Another follow up on my investigation @sorentwo...
The setup (pry
session in Readthis::Entity#decompose
):
> flags
=> 4
> serializers.instance_variable_get :@inverted
=> {1=>Marshal, 2=>Readthis::Passthrough, 3=>JSON, 4=>Oj}
It seems that within Readthis::Entity#decompose
, if we change:
> marshal = serializers.rassoc(flags & MARSHAL_FLAG)
=> nil # because flags & MARSHAL_FLAG returns 0
to
> marshal = serializers.rassoc(flags)
=> Oj
All works as planned.
Any insight here?
Could it be an inconsistency between:
BASE_SERIALIZERS = {
Marshal => 0x1,
Passthrough => 0x2,
JSON => 0x3
}.freeze
and
MARSHAL_FLAG = 0x3
?
Just trying to figure this out.
Cheers.
@findchris: Thanks for putting so much effort into tracking this down! Your discovery about the MARSHAL_FLAG
value was the ticket. That's been fixed up in master and I've released a new version, 1.0.0-rc.1
with all of these fixes included.
Cool; I'll check it out.
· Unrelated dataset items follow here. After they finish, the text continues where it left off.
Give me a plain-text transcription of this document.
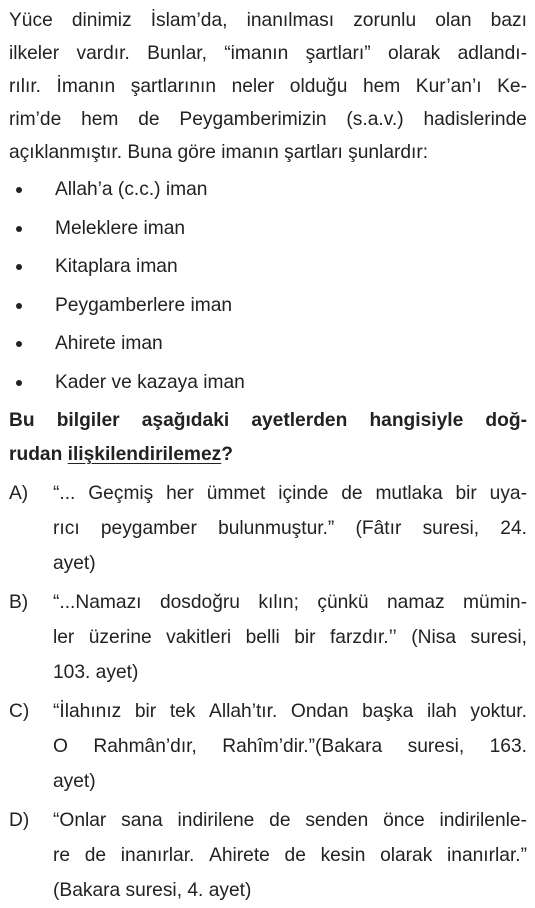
Yüce dinimiz İslam’da, inanılması zorunlu olan bazı
ilkeler vardır. Bunlar, “imanın şartları” olarak adlandı-
rılır. İmanın şartlarının neler olduğu hem Kur’an’ı Ke-
rim’de hem de Peygamberimizin (s.a.v.) hadislerinde
açıklanmıştır. Buna göre imanın şartları şunlardır:
Allah’a (c.c.) iman
Meleklere iman
Kitaplara iman
Peygamberlere iman
Ahirete iman
Kader ve kazaya iman
Bu bilgiler aşağıdaki ayetlerden hangisiyle doğ-
rudan ilişkilendirilemez ?
A)	“... Geçmiş her ümmet içinde de mutlaka bir uya-
rıcı peygamber bulunmuştur.” (Fâtır suresi, 24.
ayet)
B)	“...Namazı dosdoğru kılın; çünkü namaz mümin-
ler üzerine vakitleri belli bir farzdır.’’ (Nisa suresi,
103. ayet)
C)	“İlahınız bir tek Allah’tır. Ondan başka ilah yoktur.
O Rahmân’dır, Rahîm’dir.”(Bakara suresi, 163.
ayet)
D)	“Onlar sana indirilene de senden önce indirilenle-
re de inanırlar. Ahirete de kesin olarak inanırlar.”
(Bakara suresi, 4. ayet)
Regenerate gemspec
?
I've tested this out, and all is working for me now 👍
FYI, I deployed this to production earlier today, and I am noticing a small decrease in CPU/latency, most likely due to leveraging Oj
instead of Marshal
, as I'm not doing any multi
requests to Redis.
Anyway, nice work on the gem, and please do continue your support of it 👍
Thanks @findchris! You really helped drive these latest releases to a stable place.